Пивоваров и Сергиенко встретили бой на правом фланге кромки.
Но вот их пулемет замолчал.
Гитлеровцы приближались. Они поднялись во весь рост. Алексей ясно разглядел их лица. Он был от пулеметного расчета всего в сорока шагах.
— Пулемет!.. Почему не стреляет? — Алексей кинулся на правый фланг. Фашисты увидели: с пулеметом что-то случилось — и, не обращая внимания на автоматный огонь, резким рывком бросились туда же. Они бежали, уже не стреляя, почуяв, что рядом с пулеметом бойцов нет.
И тут пулемет ударил.
Пивоварыч успел сделать свое дело. Его очередь, резкая и короткая, но разящая, сбила и эту атаку. А когда пулемет, вдруг поперхнувшись, опять замолк, Алексей был рядом с Пивоваровым. Он еще не знал, что эта пулеметная очередь, последняя очередь, была возгласом его умирающего боевого друга. Не знал еще, что совершил этот человек в последнюю минуту своей жизни.

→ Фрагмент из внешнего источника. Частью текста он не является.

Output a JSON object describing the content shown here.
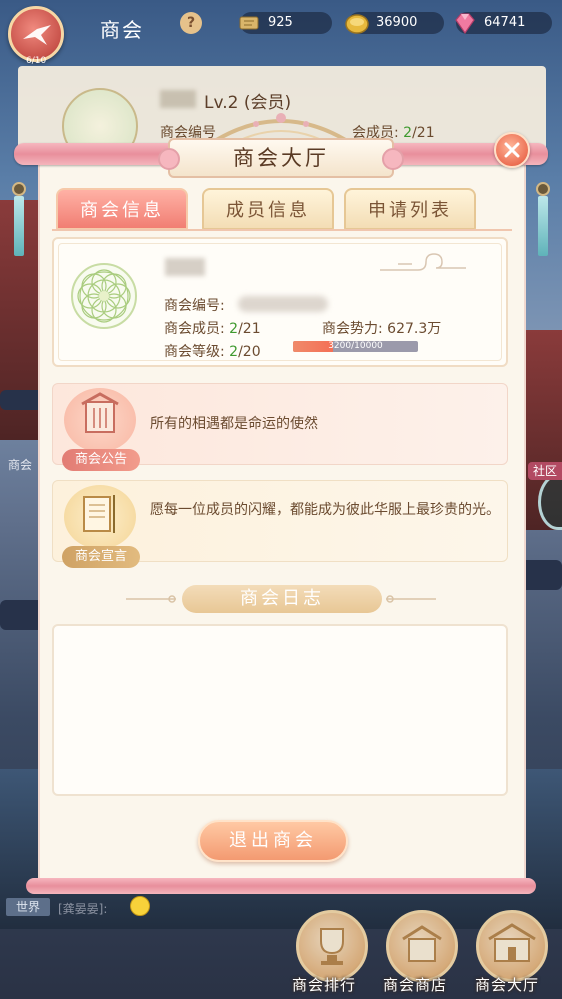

Разрывная пуля попала в живот Пивоварова, и старый коммунист напряг все свои силы, сорвал с головы пилотку, прижал ее к животу. Он навалился всей тяжестью тела на кромку, зажимая страшную рану, и, умирая, стал стрелять.
Алексей дотронулся до плеча Пивоварова. Тот был уже мертв. Топорщился ежик седых непокорных волос. Мертвые руки стиснули в судороге гашетку пулемета.
Стемнело. Фашистский громкоговоритель, молчавший последние три дня, вдруг разразился неистовой речью, агитировавшей защитников кручи сложить оружие.
В последней схватке фашисты безошибочно определили, сколько их осталось в живых — восемь. Фашистский диктор «увенчивал» их лаврами, «пел» дифирамбы их стойкости и мужеству, называл настоящими солдатами, героями.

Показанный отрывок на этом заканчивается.